ALGUMAS REFLEXÕES SOBRE ÁFRICA NO ENSINO DE HISTÓRIA
Lara Jéssica Nóbrega Macêdo
Mnt. História UEMA

No Brasil, o interesse pelas temáticas referentes à História e cultura africana e afro-brasileira vem ganhando força durante as últimas décadas (ZAMPARONI, 2011). O currículo prático de sala de aula no que se refere ao ensino de História se forma pela estruturação de culturas e simbologias que se organizam pela confluência de conflitos e contradições, configurando as instancia de um currículo formal, real e oculto, (MONTEIRO, 2003, p. 10). Estas confirmações apontadas por Ana Maria Monteiro (2003) nos trazem para o cerne de discussões em que se evidenciam os fenômenos práticos de ensino tais como as incertezas, instabilidades, especificidades e crise de valores. Assim, as relações entre Docente e discente no campo escolar devem ser pensadas na perspectiva das interações com vistas à multiplicidade de interpretações e apropriações.    

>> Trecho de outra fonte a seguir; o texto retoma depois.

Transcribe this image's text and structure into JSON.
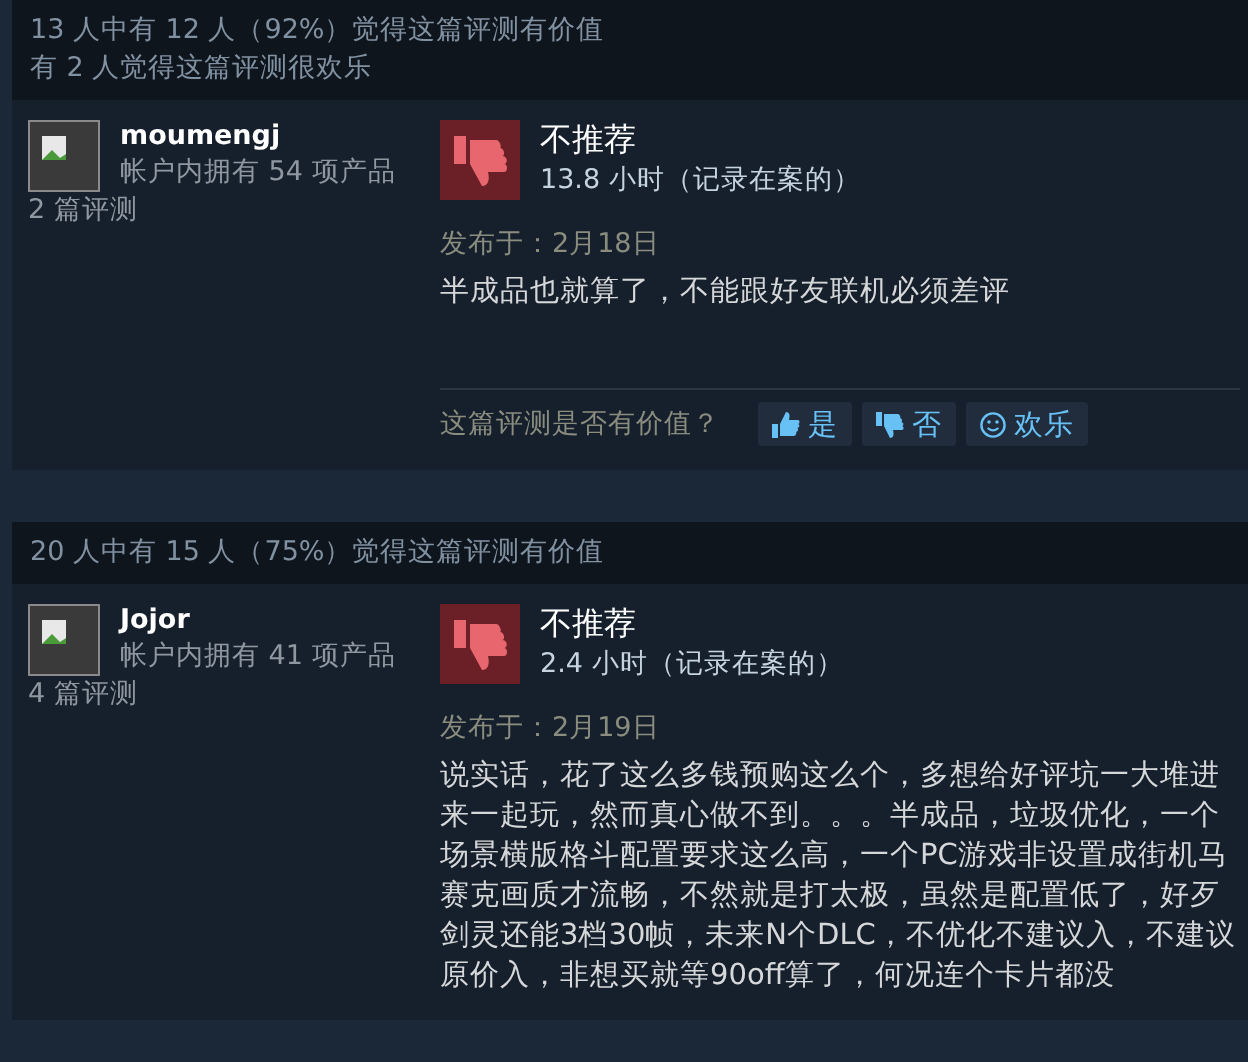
{
  "reviews": [
    {
      "helpful_lines": [
        "13 人中有 12 人（92%）觉得这篇评测有价值",
        "有 2 人觉得这篇评测很欢乐"
      ],
      "user": {
        "name": "moumengj",
        "products": "帐户内拥有 54 项产品",
        "review_count": "2 篇评测"
      },
      "recommended": false,
      "verdict": "不推荐",
      "hours": "13.8 小时（记录在案的）",
      "posted": "发布于：2月18日",
      "body": "半成品也就算了，不能跟好友联机必须差评",
      "vote": {
        "question": "这篇评测是否有价值？",
        "buttons": [
          {
            "kind": "yes",
            "label": "是"
          },
          {
            "kind": "no",
            "label": "否"
          },
          {
            "kind": "funny",
            "label": "欢乐"
          }
        ]
      }
    },
    {
      "helpful_lines": [
        "20 人中有 15 人（75%）觉得这篇评测有价值"
      ],
      "user": {
        "name": "Jojor",
        "products": "帐户内拥有 41 项产品",
        "review_count": "4 篇评测"
      },
      "recommended": false,
      "verdict": "不推荐",
      "hours": "2.4 小时（记录在案的）",
      "posted": "发布于：2月19日",
      "body": "说实话，花了这么多钱预购这么个，多想给好评坑一大堆进来一起玩，然而真心做不到。。。半成品，垃圾优化，一个场景横版格斗配置要求这么高，一个PC游戏非设置成街机马赛克画质才流畅，不然就是打太极，虽然是配置低了，好歹剑灵还能3档30帧，未来N个DLC，不优化不建议入，不建议原价入，非想买就等90off算了，何况连个卡片都没"
    }
  ]
}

Gislene Santos (2002) nos fala de uma produção de conhecimentos que caracterizam o continente africano pelo exotismo, sendo povos estranhos, horríveis e a-históricos, luz e sombra: opostos. “Se o branco representa a razão, o belo, o bom, o justo... a humanidade, ou seja, simboliza os valores desejáveis, o negro, por sua vez, pode representar a desrazão, a loucura, o feio, o injusto, a animalidade,” (SANTOS, 2002, p.280). Como bem afirma Frantz Fanon (2008) em sua clássica obra Pele Negra, Máscaras Brancas da década de 1950, o branco construiu formas complexas que estão imbuídas nos códigos, normas e valores sociais, que vem, por longos processos históricos, causando a inferiorização do negro, devido a uma suposta superioridade natural dos indivíduos brancos.

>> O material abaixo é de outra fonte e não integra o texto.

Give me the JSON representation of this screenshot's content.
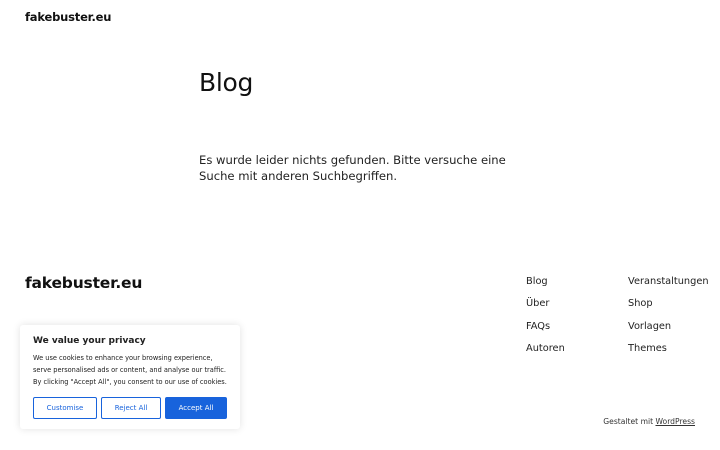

Os intelectuais africanos e africanistas vem realizando profundas reflexões sobre a universalização da condição existencial do ser negro, que não corresponde à ideia que os povos africanos possuem de si mesmo, causando estranhamento tal pensamento. A circunscrição sobre o ser negro não permite a que se criem outras possibilidades de existência, sobretudo, construindo formas que vão para além da ideia de raça e compreensão da diferença, (MBEMBE, 2014).  Deve-se considerar que existe uma epistemologia construída pelos ocidentais que marginaliza e empobrece o continente africano. Com isso, a África é imersa em profundo desconhecimento que ocorre de forma consciente e inconsciente pela Europa, (MUDIMBE, 2013). “Ou seja, Mudimbe (2013) oferece uma vívida descrição de uma situação acadêmica, ressaltando que a África tem sido frequentemente uma vitima do etnocentrismo epistemológico europeu“, (LIMA, 2015, p. 24).
A epistemologia eurocêntrica pode ser entendida como uma estrutura ideológica que fornece uma visão deturpada sobre o europeu e os povos africanos, percebendo os europeus como raças superiores e os africanos inferiores na medida em que seus reinos possuíssem características culturais diferentes das sociedades europeias E um dos principais mecanismos para perceber e enfatizar estas diferenças seria a cor da pele, (BARBOSA, 2008).  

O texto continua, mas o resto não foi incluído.